Canonical Analysis of Condensation in Factorised Steady State

TL;DR

This paper analyzes the structure and nature of condensation transitions in mass transport models with factorized steady states, revealing two distinct regimes of condensate behavior and providing exact asymptotic results.

Contribution

It offers a detailed canonical ensemble analysis of condensation, identifying two regimes of condensate fluctuations and shapes, and extends understanding beyond grand canonical approaches.

Findings

Identifies gaussian and non-gaussian condensate regimes

Derives asymptotically exact shape and size of condensates

Discovers cases with pseudocondensates at superextensive densities

Abstract

We study the phenomenon of real space condensation in the steady state of a class of mass transport models where the steady state factorises. The grand canonical ensemble may be used to derive the criterion for the occurrence of a condensation transition but does not shed light on the nature of the condensate.

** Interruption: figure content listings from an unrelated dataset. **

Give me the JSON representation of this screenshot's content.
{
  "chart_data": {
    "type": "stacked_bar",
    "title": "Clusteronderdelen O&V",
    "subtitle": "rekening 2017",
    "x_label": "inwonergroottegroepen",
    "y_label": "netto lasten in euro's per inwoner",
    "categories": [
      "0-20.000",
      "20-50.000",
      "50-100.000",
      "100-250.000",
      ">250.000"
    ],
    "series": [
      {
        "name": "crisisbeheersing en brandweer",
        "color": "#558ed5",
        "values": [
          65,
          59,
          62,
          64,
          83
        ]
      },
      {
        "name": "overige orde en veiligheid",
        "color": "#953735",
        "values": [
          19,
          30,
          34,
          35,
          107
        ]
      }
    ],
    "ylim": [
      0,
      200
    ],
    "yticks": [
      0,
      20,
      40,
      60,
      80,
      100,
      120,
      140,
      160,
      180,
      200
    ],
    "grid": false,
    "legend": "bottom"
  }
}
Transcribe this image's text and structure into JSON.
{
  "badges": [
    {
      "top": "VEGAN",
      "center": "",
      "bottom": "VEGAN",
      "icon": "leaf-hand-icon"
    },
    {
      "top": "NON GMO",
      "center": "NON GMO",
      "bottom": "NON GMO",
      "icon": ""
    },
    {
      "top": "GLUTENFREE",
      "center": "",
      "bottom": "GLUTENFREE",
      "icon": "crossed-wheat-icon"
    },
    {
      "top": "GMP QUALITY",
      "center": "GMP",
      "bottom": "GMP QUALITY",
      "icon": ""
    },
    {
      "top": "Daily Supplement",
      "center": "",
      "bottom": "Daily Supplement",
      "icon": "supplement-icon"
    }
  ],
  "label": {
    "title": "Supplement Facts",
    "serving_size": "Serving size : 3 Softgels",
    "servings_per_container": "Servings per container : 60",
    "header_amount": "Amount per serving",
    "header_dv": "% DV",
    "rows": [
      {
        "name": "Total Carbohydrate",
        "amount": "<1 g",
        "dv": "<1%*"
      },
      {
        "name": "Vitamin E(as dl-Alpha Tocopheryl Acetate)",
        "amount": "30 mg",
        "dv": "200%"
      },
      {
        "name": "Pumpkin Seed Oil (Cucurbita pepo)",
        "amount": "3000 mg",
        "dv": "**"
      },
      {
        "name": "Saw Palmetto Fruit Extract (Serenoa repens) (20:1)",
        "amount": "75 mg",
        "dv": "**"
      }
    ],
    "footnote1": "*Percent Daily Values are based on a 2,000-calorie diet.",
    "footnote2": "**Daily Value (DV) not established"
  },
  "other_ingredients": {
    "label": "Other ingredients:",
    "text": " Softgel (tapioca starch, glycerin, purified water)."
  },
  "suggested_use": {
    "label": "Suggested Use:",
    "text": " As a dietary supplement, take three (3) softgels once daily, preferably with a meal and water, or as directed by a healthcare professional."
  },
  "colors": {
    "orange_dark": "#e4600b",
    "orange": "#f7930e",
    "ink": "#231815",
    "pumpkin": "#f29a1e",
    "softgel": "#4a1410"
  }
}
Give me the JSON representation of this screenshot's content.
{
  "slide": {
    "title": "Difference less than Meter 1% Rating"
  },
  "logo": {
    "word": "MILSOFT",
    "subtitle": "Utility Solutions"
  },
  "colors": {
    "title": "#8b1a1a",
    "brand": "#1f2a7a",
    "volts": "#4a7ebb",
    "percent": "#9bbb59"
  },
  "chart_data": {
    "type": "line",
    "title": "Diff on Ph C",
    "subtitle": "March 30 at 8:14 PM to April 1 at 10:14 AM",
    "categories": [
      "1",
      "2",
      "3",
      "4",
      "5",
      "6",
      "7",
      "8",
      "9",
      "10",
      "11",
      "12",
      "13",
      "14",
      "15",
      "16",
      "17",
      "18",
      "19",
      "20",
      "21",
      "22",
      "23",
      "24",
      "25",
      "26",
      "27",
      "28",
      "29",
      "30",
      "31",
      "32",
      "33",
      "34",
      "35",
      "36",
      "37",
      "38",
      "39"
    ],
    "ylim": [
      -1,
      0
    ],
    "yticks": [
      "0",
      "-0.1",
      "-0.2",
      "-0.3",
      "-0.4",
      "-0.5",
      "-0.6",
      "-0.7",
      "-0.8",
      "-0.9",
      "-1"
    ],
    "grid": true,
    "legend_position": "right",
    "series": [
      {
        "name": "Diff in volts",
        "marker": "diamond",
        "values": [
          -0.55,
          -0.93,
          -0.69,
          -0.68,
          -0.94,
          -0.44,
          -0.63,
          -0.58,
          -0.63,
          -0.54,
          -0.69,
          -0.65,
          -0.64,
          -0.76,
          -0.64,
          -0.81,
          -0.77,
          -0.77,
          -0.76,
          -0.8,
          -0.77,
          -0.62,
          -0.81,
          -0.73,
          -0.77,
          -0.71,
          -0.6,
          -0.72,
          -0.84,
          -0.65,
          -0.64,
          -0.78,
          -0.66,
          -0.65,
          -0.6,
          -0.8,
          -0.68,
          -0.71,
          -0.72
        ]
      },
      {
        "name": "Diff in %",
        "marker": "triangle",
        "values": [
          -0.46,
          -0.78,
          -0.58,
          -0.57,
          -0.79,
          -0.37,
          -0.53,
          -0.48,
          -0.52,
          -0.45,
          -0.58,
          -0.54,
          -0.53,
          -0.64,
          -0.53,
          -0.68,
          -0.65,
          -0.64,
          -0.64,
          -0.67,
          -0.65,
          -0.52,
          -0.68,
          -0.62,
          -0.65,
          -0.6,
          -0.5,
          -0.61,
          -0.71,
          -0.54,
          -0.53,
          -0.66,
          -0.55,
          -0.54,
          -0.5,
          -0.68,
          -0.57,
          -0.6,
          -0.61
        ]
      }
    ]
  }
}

Here, within the canonical ensemble, we analyse the condensation transition and the structure of the condensate, determining the precise shape and the size of the condensate in the condensed phase. We find two distinct condensate regimes: one where the condensate is gaussian distributed and the particle number fluctuations scale normally as $L^{1/2}$ where $L$ is the system size, and a second regime where the particle number fluctuations become anomalously large and the condensate peak is non-gaussian. Our results are asymptotically exact and can also be interpreted within the framework of sums of random variables. We further analyse two additional cases: one where the condensation transition is somewhat different from the usual second order phase transition and one where there is no true condensation transition but instead a pseudocondensate appears at superextensive densities.